The Small Business Gold Mine: Find the Data Nuggets You Can Use to Build Your Business
Business

The Small Business Gold Mine: Find the Data Nuggets You Can Use to Build Your Business

Summary

Every business has a gold mine on their records. For the manager of a small business, these pearls of information are accurate and valuable. Finding and using them should be a priority.

What’s in your records
Almost everything you need to know to make wise decisions about the future of your small business is in your records. do you have information about

  • Dirty
  • Returned
  • Bills
  • General expenses
  • Customers
  • Staff
  • providers
  • Production

sales records

Each of these general headings can be subdivided for further detail. Your sales records, for example, will show what’s selling and what’s not, who’s selling and who’s not, which products are reliable, which bring in the best profits, and which sales promotion worked best for you.

customer records

You must have all the basic details about your customers, whether they are companies or individuals.
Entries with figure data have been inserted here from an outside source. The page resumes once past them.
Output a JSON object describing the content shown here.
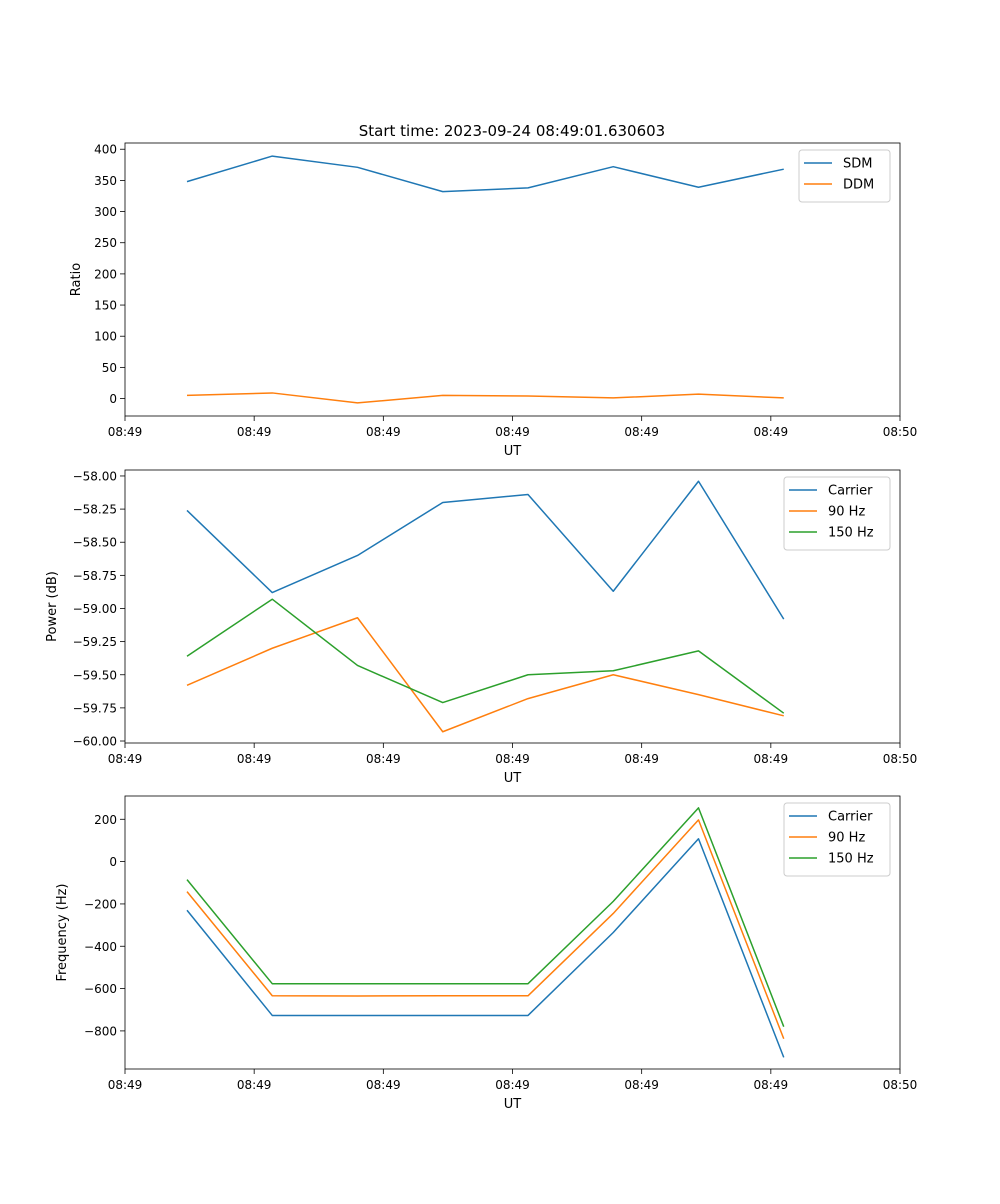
{
  "figure": {
    "title": "Start time: 2023-09-24 08:49:01.630603"
  },
  "chart_data": [
    {
      "type": "line",
      "xlabel": "UT",
      "ylabel": "Ratio",
      "xlim": [
        0,
        6
      ],
      "ylim": [
        -28,
        410
      ],
      "x": [
        0.48,
        1.14,
        1.8,
        2.46,
        3.12,
        3.78,
        4.44,
        5.1
      ],
      "xticks": [
        0,
        1,
        2,
        3,
        4,
        5,
        6
      ],
      "xtick_labels": [
        "08:49",
        "08:49",
        "08:49",
        "08:49",
        "08:49",
        "08:49",
        "08:50"
      ],
      "yticks": [
        0,
        50,
        100,
        150,
        200,
        250,
        300,
        350,
        400
      ],
      "ytick_labels": [
        "0",
        "50",
        "100",
        "150",
        "200",
        "250",
        "300",
        "350",
        "400"
      ],
      "legend_position": "top-right",
      "series": [
        {
          "name": "SDM",
          "color": "#1f77b4",
          "values": [
            348,
            389,
            371,
            332,
            338,
            372,
            339,
            368
          ]
        },
        {
          "name": "DDM",
          "color": "#ff7f0e",
          "values": [
            5,
            9,
            -7,
            5,
            4,
            1,
            7,
            1
          ]
        }
      ]
    },
    {
      "type": "line",
      "xlabel": "UT",
      "ylabel": "Power (dB)",
      "xlim": [
        0,
        6
      ],
      "ylim": [
        -60.015,
        -57.955
      ],
      "x": [
        0.48,
        1.14,
        1.8,
        2.46,
        3.12,
        3.78,
        4.44,
        5.1
      ],
      "xticks": [
        0,
        1,
        2,
        3,
        4,
        5,
        6
      ],
      "xtick_labels": [
        "08:49",
        "08:49",
        "08:49",
        "08:49",
        "08:49",
        "08:49",
        "08:50"
      ],
      "yticks": [
        -60.0,
        -59.75,
        -59.5,
        -59.25,
        -59.0,
        -58.75,
        -58.5,
        -58.25,
        -58.0
      ],
      "ytick_labels": [
        "−60.00",
        "−59.75",
        "−59.50",
        "−59.25",
        "−59.00",
        "−58.75",
        "−58.50",
        "−58.25",
        "−58.00"
      ],
      "legend_position": "top-right",
      "series": [
        {
          "name": "Carrier",
          "color": "#1f77b4",
          "values": [
            -58.26,
            -58.88,
            -58.6,
            -58.2,
            -58.14,
            -58.87,
            -58.04,
            -59.08
          ]
        },
        {
          "name": "90 Hz",
          "color": "#ff7f0e",
          "values": [
            -59.58,
            -59.3,
            -59.07,
            -59.93,
            -59.68,
            -59.5,
            -59.65,
            -59.81
          ]
        },
        {
          "name": "150 Hz",
          "color": "#2ca02c",
          "values": [
            -59.36,
            -58.93,
            -59.43,
            -59.71,
            -59.5,
            -59.47,
            -59.32,
            -59.79
          ]
        }
      ]
    },
    {
      "type": "line",
      "xlabel": "UT",
      "ylabel": "Frequency (Hz)",
      "xlim": [
        0,
        6
      ],
      "ylim": [
        -980,
        310
      ],
      "x": [
        0.48,
        1.14,
        1.8,
        2.46,
        3.12,
        3.78,
        4.44,
        5.1
      ],
      "xticks": [
        0,
        1,
        2,
        3,
        4,
        5,
        6
      ],
      "xtick_labels": [
        "08:49",
        "08:49",
        "08:49",
        "08:49",
        "08:49",
        "08:49",
        "08:50"
      ],
      "yticks": [
        -800,
        -600,
        -400,
        -200,
        0,
        200
      ],
      "ytick_labels": [
        "−800",
        "−600",
        "−400",
        "−200",
        "0",
        "200"
      ],
      "legend_position": "top-right",
      "series": [
        {
          "name": "Carrier",
          "color": "#1f77b4",
          "values": [
            -230,
            -727,
            -727,
            -727,
            -727,
            -335,
            108,
            -925
          ]
        },
        {
          "name": "90 Hz",
          "color": "#ff7f0e",
          "values": [
            -142,
            -634,
            -635,
            -634,
            -634,
            -245,
            197,
            -837
          ]
        },
        {
          "name": "150 Hz",
          "color": "#2ca02c",
          "values": [
            -85,
            -577,
            -577,
            -577,
            -577,
            -188,
            254,
            -780
          ]
        }
      ]
    }
  ]
}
That should include name, address and phone number at the very least. You know what they buy and how often. You know how much they spend and how they usually pay. This information may be hidden in your records, but it is there. And it’s relatively easy to find out what brought them to your business in the first place. There is much more too.

Putting it all together

Combine your sales records with your customer records and discover, for example,

  • which products or services are most in demand from whom
  • who responds – or not – to your advertising and promotion
  • spending patterns and product or service patterns of different customer groups
  • which customers consistently spend the most and what they spend on
  • which products or services attract which customers

The list goes on and the same applies to the other general headings.

You know for sure…

  • How much does it cost to acquire a new customer?
  • How much does it cost to retain each customer in your database?
  • costs per sale of general expenses and expenses?
  • Which vendors are your most valuable followers?
  • the lifetime value of a customer?
  • Exactly how much profit do you make on different products/services?

Fact or myth?

You can probably answer questions like this. But is your answer based on fact or myth? In a service business I know of, the conventional wisdom was that a service provided 5% of revenue. That “had been the case for years.” not so The actual analysis revealed that the service accounted for 21% of revenue.

conclusion

Business records in small businesses are a goldmine of valuable information. I am not saying that this information is readily available. But it’s in your records. It is crucial for successful business development. You simply need to set up systems to extract and benefit from it.